Time to put your money in banks
Laura Foll, Portfolio Manager of Lowland Investment Company, considers whether concerns about the outlook for the banking sector are overly pessimistic and explains why the Trust has increased its exposure to banks over the last 12 months.
5 minute read
The International Monetary Fund says the outlook for the global economy has “darkened significantly” in recent months. Economists are pointing to inverted yield curves. Central bankers warn they expect to hike interest rates and are prioritising the defeat of inflation over short-term economic well being. Everything seems to suggest imminent global recession. So why have we increased our exposure to banks?
Historically, recessions have been bad news for banks – and their shareholders. This is because most recessions tend to follow periods when economies have overheated. A feature of the dog days of most economic upswings is that banks lend aggressively and even recklessly. The period just before the financial crisis is a great example of this.
When the cycle turns, unemployment shoots up, spending falls and businesses struggle. Then the defaults start to accrue – and bank directors look at their loan books and gulp.
This time it could be different. Governments have encouraged banks to lend throughout the past 12 years of Quantitative Easing (QE), while also constraining them. Banks have shored up their liquidity to meet tighter regulatory demands. They have made lenders meet more challenging stress-test requirements and have limited their lending to earnings ratios.

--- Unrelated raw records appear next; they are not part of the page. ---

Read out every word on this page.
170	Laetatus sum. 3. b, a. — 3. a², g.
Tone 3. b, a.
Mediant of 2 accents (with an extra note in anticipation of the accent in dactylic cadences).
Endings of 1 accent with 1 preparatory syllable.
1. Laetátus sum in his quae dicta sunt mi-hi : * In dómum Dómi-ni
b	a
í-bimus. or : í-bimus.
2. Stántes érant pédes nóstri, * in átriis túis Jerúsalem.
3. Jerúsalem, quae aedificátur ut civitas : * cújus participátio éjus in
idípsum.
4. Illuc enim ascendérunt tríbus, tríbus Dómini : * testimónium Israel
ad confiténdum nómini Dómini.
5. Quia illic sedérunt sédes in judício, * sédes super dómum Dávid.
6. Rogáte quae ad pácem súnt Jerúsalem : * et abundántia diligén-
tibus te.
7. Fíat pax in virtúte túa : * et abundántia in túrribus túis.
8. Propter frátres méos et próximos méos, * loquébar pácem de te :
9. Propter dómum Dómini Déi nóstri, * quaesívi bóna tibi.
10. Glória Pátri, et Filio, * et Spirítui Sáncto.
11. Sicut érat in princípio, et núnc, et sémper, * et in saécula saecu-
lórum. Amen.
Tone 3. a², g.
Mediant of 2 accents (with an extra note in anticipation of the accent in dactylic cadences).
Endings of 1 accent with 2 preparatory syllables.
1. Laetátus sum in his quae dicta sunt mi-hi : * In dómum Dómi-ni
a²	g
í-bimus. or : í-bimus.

When Covid struck unexpectedly many of them made provision for significant defaults, expecting the economy to implode. It did not. The government stepped in, offering furlough handouts and loans to companies to keep the economy afloat. The risk associated with these loans is largely on the government’s balance sheet rather than with the banks.
It means many banks are still sitting on the provisions they tucked away in anticipation of economic calamity. They can now fall back on this as a cushion. It is a fortuitous accident of history that they had not got round to unwinding all those provisions before the Ukraine crisis hit.
In the meantime, interest rates are now rising. Though this will eventually hurt some of their customers, it means that for the first time in over a decade banks might start to make a meaningful profit on the difference between the interest they earn on loans and that which they pay out to deposit holders.
Around 40 million consumers have easy-access savings accounts in Britain, according to the Financial Conduct Authority (FCA).2 Since December the Bank of England base rate has been raised five times – from 0.1% to 1.25% – but many major providers are yet to pass on any of this to savers.3 Some pay as little as 0.01%.4 They have not been so slow to pass on mortgage rate rises, though.
While many banks seem to be in strong positions, there are still reasons to be wary. UK inflation hit 9.4% in June – a 40-year high – and some expect it to reach double digits later in the year.5 Household energy costs may rise an additional 40% in the autumn. The cost-of-living crisis is placing a strain on consumers, and we could see an increase in the number of people failing to make loan repayments.
Additionally, the banking sector is vulnerable to disruption. Challenger banks such as Starling and Monzo can offer more efficient, personal online banking experiences. Incumbents must invest in their service proposition and online offerings if they are to retain customers. This investment can often come at the expense of short-term earnings.
Then there is the faint possibility of dividend cuts. During COVID, the FCA forced banks to suspend dividend payments with very little warning – this is still in the very recent past, and it would be natural for shareholders to question whether it could happen again. However, it is likely banks would scale back share buybacks before cutting ordinary dividends. Bar further interference from the FCA, my expectation is that dividends can be held at or grow from current levels.
What we hold
We have increased our exposure to banks in the past 12 months and hold Lloyds, Barclays, NatWest and HSBC across our portfolios – in our view, it makes sense to be diversified. All four are forecasting a dividend yield of more than 4% over the next year. 6This is an above-market yield – and one we are very comfortable with.
Bank shares have not performed as you might have expected this year, given the rise in interest rates and anticipation of further increases. We have explained why we think concerns regarding bad debt may be overly pessimistic, but this theory could take time to be proved correct (or otherwise). In the meantime, we are being paid a healthy dividend in compensation for our patience.
Inflation – The rate at which the prices of goods and services are rising in an economy. The CPI and RPI are two common measures. The opposite of deflation.
Liquidity – The ability to buy or sell a particular security or asset in the market. Assets that can be easily traded in the market (without causing a major price move) are referred to as ‘liquid’.
Recession – A recession is a significant, widespread, and prolonged downturn in economic activity. Because recessions often last six months or more, one popular rule of thumb is that two consecutive quarters of decline in a country’s Gross Domestic Product (GDP) constitute a recession.
Quantitative Easing – An unconventional monetary policy used by central banks to stimulate the economy by boosting the amount of overall money in the banking system.
Yield curve – A graph that plots the yields of similar quality bonds against their maturities. In a normal/upward sloping yield curve, longer maturity bond yields are higher than short-term bond yields. A yield curve can signal market expectations about a country’s economic direction.